David Neil knows that you can’t stop growth or change, it’s just that the growing numbers of speeding traffic on Hammond Road is getting to him.

“It’s not just the noise, it’s the lack of respect.”

Instead of following the 50 km-h speed limit, vehicles, cars, big trucks and even buses, are putting pedal to the metal and whipping down Hammond Road, putting pedestrians and cyclists at risk, not to mention, annoying the neighbours.

“Buses too, they’re all doing it,” says Neil.

“Everyone is trying to bypass Lougheed Highway. It’s a lot of guys who are late for work … or are working in a work truck … and they’re driving big vehicles and they’re using our street as a shortcut to bypass the Lougheed traffic.

“I’ve seen massive flatdecks with cranes on top, come screaming down doing 85 km-h plus… I just throw my hands up in the air and say, ‘What are you doing man?’ No one stands a chance there.”

Neil has lived in the 19000-block of Hammond Road for five years. His front window looks out on to the road and he recently watched a disabled child try to cross the road.

“No one slowing down for the guy. It’s just a matter of time.”

Three years ago he and his dog were hit by a mini-van, though he wasn’t hurt.

Neil has called Ridge Meadows RCMP and was told police do enforce speed limits on the road.

Neil says he never sees them. “Well, no they don’t.”

Instead, what Neil says he sees is police parking at roadside and doing cellphone or seatbelt checks.

Police instead should just park at the bottom of the hill to catch people speeding down the street or near the chicane near the roundabout beneath Golden Ears Bridge, where vehicles launch themselves westbound.

There are only two crossing lights, one near 200th Street and the other on Bonson Road, he points out.

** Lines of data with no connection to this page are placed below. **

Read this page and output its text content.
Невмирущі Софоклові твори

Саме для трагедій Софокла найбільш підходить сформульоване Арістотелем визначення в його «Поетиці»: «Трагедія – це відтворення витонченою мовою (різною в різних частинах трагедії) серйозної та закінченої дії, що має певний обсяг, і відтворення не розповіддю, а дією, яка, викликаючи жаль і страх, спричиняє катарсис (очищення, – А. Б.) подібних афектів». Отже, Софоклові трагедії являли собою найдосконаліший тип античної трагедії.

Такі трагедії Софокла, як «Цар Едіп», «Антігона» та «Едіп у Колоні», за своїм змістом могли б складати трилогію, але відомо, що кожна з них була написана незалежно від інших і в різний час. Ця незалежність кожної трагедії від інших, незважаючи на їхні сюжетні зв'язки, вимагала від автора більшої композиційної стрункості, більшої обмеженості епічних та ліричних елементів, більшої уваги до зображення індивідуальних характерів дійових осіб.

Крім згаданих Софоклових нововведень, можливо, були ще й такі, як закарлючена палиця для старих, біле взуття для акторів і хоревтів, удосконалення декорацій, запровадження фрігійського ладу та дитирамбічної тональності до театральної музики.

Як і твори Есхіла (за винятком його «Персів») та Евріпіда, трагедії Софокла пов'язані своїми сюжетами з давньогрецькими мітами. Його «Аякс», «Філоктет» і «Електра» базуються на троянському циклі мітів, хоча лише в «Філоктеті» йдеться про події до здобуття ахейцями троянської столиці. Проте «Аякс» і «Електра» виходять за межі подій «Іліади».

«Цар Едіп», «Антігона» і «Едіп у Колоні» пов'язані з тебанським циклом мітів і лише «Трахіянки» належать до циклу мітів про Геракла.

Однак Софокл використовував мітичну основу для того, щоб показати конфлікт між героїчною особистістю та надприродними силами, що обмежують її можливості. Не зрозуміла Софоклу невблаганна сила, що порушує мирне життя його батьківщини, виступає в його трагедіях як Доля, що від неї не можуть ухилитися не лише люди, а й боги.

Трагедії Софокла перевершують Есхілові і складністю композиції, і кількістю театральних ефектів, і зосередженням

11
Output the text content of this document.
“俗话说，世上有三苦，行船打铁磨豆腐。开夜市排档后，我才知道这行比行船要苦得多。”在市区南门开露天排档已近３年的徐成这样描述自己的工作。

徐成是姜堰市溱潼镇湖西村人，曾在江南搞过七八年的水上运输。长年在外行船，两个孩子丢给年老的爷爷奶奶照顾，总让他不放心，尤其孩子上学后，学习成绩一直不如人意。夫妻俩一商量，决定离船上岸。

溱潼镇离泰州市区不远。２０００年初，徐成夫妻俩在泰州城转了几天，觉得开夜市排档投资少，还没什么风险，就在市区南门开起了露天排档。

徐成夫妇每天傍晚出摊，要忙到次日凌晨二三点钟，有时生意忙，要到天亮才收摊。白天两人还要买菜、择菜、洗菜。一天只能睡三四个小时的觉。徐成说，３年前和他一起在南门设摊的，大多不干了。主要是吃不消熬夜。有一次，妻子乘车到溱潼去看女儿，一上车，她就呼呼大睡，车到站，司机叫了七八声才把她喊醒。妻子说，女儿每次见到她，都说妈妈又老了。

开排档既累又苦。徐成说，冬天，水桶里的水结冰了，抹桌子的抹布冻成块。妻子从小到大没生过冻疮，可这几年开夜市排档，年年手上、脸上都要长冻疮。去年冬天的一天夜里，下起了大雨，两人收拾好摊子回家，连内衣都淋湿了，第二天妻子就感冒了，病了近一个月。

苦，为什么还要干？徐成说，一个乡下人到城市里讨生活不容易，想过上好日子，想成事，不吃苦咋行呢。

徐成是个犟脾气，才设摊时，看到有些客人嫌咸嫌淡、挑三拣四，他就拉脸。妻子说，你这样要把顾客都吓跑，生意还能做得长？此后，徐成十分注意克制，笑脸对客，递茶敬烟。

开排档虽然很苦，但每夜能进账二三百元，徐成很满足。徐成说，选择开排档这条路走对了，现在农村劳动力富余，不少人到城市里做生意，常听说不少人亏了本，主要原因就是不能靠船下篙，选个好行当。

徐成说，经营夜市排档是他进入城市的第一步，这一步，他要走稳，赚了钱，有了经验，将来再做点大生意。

Albertan and Springdale streets offer excellent radar hideouts and are never used, he points out. Even a concrete divider would help, he adds.

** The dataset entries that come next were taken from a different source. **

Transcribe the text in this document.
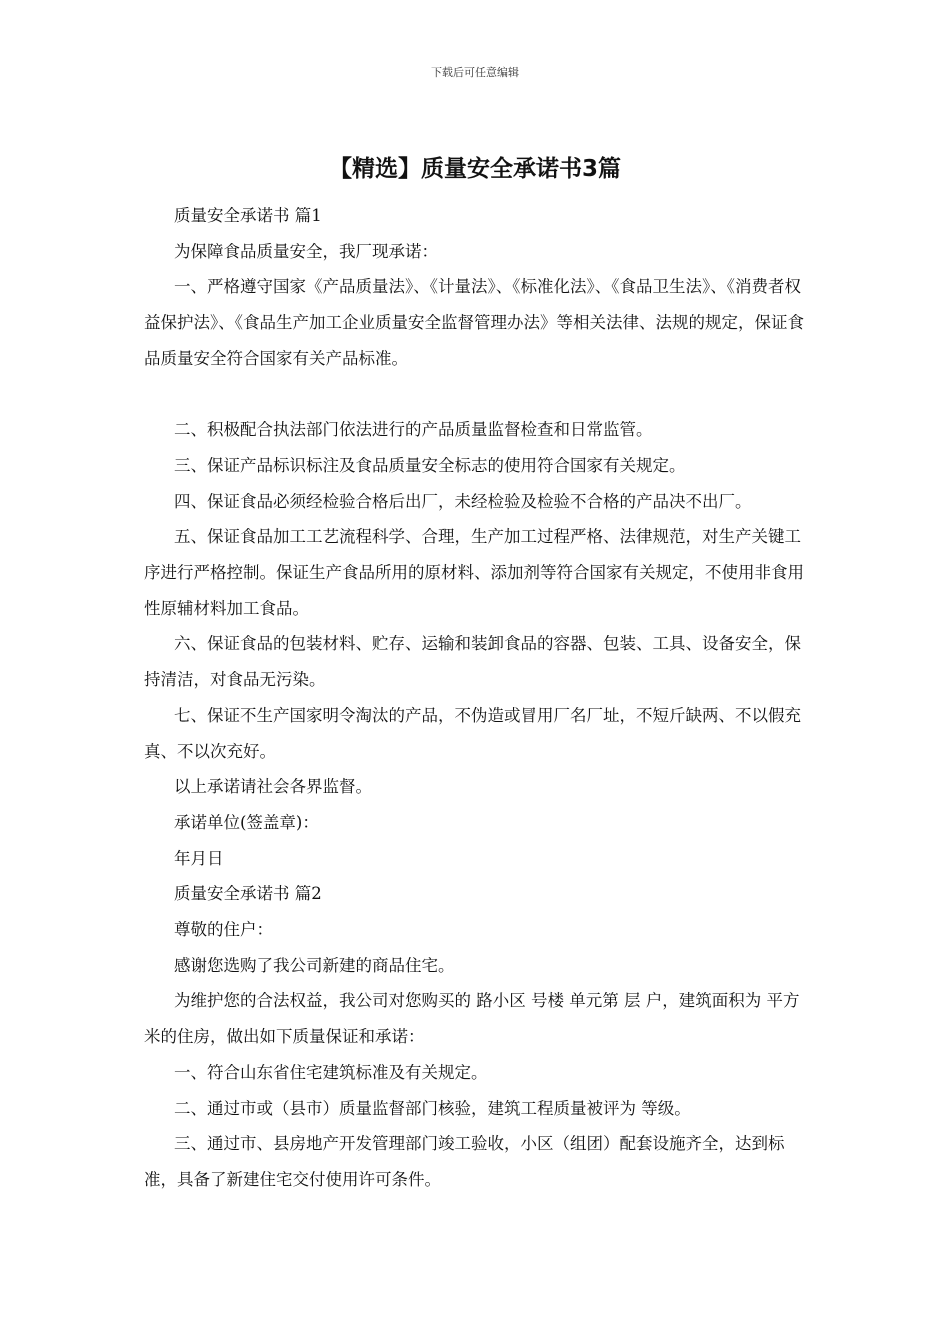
下载后可任意编辑
【精选】质量安全承诺书3篇

质量安全承诺书 篇1

为保障食品质量安全，我厂现承诺：

一、严格遵守国家《产品质量法》、《计量法》、《标准化法》、《食品卫生法》、《消费者权益保护法》、《食品生产加工企业质量安全监督管理办法》等相关法律、法规的规定，保证食品质量安全符合国家有关产品标准。

二、积极配合执法部门依法进行的产品质量监督检查和日常监管。

三、保证产品标识标注及食品质量安全标志的使用符合国家有关规定。

四、保证食品必须经检验合格后出厂，未经检验及检验不合格的产品决不出厂。

五、保证食品加工工艺流程科学、合理，生产加工过程严格、法律规范，对生产关键工序进行严格控制。保证生产食品所用的原材料、添加剂等符合国家有关规定，不使用非食用性原辅材料加工食品。

六、保证食品的包装材料、贮存、运输和装卸食品的容器、包装、工具、设备安全，保持清洁，对食品无污染。

七、保证不生产国家明令淘汰的产品，不伪造或冒用厂名厂址，不短斤缺两、不以假充真、不以次充好。

以上承诺请社会各界监督。

承诺单位(签盖章)：

年月日

质量安全承诺书 篇2

尊敬的住户：

感谢您选购了我公司新建的商品住宅。

为维护您的合法权益，我公司对您购买的 路小区 号楼 单元第 层 户，建筑面积为 平方米的住房，做出如下质量保证和承诺：

一、符合山东省住宅建筑标准及有关规定。

二、通过市或（县市）质量监督部门核验，建筑工程质量被评为 等级。

三、通过市、县房地产开发管理部门竣工验收，小区（组团）配套设施齐全，达到标准，具备了新建住宅交付使用许可条件。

“The cops have got to get some of these guys.”

Pitt Meadows Mayor Deb Walters says it’s not the first time she’s heard complaints about the road.

Police enforcement is usually tied to the volume of calls from an area. RCMP also set up Speed Watch operations along the road.

“They’re very good to respond to those things,” she said of the RCMP.

“Like everything else, we need more people to volunteer for Speed Watch.

“We’re hearing complaints about speeding traffic throughout the entire region. It just seems to be a common experience. I don’t know what more we can do to tell people to slow down.”

Neil said he e-mailed city hall, but Walters said she hasn’t seen it and likely it was forwarded to police.

As long as municipalities to the east of Pitt Meadows keep growing, “People are going to come through our community and they’re going to find the quickest way possible,” Walters said. “That’s just a fact of life.”

There are no plans to widen the road, she added.